Citing nearly 28 years of service at FDA, CBA’s VP of Regulatory and Technical Affairs Roberta Wagner lamented such a “matrix management” approach has not worked for FDA’s food program in the past.
“In fact, it’s no secret this management strategy has stunted successful Food Safety Modernization Act implementation for over a decade,” she said.
And yet, she added, “today the commissioner looked at people like me who have dedicated years of public service to FDA regulatory affairs work and said he’s choosing business as usual, instead of the bold changes we’ve adamantly advocated for that would transform the foods program from one of inaction or indecision.”
She also opined the job description posted today “would set anyone up to fail” and likely will deter certain qualified candidates from applying.
“Commissioner Califf must relinquish direct line authority over all FDA foods program components to an expert leader who can turn things around if the program is properly structured for success,” she said.
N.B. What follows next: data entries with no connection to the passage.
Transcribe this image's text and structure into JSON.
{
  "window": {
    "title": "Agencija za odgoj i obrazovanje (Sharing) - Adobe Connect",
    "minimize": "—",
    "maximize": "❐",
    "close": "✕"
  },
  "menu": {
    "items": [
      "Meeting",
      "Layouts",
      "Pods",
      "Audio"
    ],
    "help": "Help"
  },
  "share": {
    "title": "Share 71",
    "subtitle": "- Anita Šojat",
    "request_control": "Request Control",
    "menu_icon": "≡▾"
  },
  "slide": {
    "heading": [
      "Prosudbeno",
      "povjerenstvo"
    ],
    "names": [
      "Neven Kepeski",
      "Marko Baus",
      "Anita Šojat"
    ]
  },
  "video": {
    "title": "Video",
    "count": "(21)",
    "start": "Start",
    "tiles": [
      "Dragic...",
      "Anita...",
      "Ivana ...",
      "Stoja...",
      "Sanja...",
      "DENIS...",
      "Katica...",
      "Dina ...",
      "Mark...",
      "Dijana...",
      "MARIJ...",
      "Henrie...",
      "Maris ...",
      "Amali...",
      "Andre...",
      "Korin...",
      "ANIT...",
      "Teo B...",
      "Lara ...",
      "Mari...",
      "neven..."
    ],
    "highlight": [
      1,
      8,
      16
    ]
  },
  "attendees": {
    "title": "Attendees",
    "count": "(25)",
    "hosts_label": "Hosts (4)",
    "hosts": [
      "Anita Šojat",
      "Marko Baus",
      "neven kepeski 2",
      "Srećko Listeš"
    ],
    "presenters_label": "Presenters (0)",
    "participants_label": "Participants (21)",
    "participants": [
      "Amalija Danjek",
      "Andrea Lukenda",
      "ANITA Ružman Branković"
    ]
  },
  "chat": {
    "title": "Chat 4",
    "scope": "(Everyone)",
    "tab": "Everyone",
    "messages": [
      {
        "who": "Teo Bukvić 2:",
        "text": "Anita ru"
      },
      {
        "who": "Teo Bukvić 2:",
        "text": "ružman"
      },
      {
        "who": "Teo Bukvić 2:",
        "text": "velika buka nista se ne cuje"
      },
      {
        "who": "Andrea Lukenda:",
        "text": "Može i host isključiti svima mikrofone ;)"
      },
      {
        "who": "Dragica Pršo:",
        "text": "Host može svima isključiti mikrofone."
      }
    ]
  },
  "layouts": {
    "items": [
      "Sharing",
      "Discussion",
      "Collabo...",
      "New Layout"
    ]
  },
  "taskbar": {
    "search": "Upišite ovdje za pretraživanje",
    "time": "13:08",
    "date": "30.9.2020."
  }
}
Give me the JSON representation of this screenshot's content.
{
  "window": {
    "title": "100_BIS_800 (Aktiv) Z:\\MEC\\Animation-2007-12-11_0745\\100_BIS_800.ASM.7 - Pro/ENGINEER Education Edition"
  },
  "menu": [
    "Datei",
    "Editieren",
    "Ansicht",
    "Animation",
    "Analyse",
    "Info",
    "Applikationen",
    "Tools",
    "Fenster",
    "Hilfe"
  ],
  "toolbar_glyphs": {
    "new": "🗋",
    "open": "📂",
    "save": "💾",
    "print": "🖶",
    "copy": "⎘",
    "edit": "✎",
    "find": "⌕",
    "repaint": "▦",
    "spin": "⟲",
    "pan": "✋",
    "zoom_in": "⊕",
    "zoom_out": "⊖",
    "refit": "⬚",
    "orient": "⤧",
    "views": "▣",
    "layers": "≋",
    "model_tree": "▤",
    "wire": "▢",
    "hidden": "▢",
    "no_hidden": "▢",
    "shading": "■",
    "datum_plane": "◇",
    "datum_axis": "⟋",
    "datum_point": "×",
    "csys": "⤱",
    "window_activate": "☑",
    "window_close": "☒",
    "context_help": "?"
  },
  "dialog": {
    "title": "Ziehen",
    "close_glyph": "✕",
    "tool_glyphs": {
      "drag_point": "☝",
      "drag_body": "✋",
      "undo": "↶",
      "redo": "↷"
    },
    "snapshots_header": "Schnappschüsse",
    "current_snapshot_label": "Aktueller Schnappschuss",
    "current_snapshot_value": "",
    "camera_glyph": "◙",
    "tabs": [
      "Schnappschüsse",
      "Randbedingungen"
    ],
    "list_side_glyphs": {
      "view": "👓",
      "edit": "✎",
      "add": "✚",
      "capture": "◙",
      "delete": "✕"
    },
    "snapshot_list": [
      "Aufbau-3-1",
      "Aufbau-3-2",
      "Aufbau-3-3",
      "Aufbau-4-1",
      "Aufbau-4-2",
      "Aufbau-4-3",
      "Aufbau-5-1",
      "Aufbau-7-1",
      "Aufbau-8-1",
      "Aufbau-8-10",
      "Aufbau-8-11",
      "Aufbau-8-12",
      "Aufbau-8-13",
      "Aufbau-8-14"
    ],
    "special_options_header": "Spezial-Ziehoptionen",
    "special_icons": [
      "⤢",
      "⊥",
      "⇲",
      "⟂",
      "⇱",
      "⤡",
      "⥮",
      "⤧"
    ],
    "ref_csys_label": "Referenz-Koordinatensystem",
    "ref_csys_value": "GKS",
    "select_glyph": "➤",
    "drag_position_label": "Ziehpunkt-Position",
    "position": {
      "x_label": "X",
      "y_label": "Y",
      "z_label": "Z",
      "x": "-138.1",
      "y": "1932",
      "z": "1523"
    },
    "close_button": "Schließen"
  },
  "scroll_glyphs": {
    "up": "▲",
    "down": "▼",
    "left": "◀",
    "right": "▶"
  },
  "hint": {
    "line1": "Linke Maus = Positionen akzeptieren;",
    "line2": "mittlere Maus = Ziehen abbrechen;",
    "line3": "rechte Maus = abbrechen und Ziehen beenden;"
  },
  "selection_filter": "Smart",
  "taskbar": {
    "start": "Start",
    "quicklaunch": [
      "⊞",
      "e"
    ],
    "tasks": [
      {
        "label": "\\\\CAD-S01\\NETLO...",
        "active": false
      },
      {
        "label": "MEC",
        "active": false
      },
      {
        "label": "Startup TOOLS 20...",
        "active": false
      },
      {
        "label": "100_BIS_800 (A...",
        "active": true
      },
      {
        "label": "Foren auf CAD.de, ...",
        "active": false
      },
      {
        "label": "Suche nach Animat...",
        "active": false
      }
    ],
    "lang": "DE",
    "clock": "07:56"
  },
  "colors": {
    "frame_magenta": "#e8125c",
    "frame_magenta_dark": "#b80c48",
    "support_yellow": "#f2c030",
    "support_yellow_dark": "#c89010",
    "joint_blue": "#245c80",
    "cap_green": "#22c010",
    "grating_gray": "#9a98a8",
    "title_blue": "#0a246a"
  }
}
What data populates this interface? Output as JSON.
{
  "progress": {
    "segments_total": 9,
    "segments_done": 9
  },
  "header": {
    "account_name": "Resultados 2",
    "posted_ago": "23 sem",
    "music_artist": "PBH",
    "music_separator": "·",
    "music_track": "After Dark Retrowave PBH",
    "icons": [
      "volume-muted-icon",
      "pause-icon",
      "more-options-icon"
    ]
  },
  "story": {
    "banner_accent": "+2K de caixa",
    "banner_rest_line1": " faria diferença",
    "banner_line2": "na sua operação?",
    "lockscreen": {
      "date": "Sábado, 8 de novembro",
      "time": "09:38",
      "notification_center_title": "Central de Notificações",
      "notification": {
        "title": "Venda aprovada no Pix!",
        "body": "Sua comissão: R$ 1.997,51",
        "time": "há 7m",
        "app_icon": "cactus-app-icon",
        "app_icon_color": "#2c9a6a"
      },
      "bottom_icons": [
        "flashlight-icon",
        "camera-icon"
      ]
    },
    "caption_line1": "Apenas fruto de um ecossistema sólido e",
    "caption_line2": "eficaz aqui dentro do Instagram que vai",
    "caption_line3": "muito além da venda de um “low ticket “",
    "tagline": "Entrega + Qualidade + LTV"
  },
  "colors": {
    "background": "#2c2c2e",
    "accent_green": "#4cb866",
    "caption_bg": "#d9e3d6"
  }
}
‘My vision is focused on a new, agency-wide model where the activities … are better synced’
Likely anticipating pushback from industry stakeholders after meeting with them earlier this month, Califf attempted to soothe concerns about the proposed restructuring when he outlined the agency’s next steps.
Acknowledging “a number of questions about the proposed operational changes for ORA and how these plans will work with changes to the Human Foods Program,” he said, “I cannot stress enough that my vision is focused on a new, agency-wide model where the activities and responsibilities of the regulatory programs and ORA are better synced to improve efficiency and effectiveness with clear decision rights so that everyone knows who has authority.”
Next steps in the reorganization
On that note, he explained FDA currently is addressing specific functions of ORA, CFSAN and OFPR to be unified in a new Office of Integrated Food Safety Systems Partnerships, and it is “analyzing inspection and compliance functions that sit within both ORA and program offices across the agency to determine opportunities to streamline operations and clarify decision-making authority at each step of the inspection process as well as integrate new automation and information technology support.”
FDA also is assessing how to improve risk prioritization to better support public health “given the multitudes of demands and the scarce resources” available, he said.
At the same time, he added, FDA is assessing whether some training functions or roles should be “unified into the Human Foods Program and other product programs” or moved elsewhere.
For example, cosmetics regulation and color certification functions will no longer be housed under CFSAN, but rather the Office of the Chief Scientist.
FDA targets fall for final proposal
Recognizing that a reorganization of this size and import will take time, FDA is targeting the fall for a final proposal, which will include not just the new structure but also the budget and “a detailed mapping and crosswalk of staff from the current to new organization.”
The package will then go to Congress for a 30-day notification period, followed by a formal notice in the Federal Register.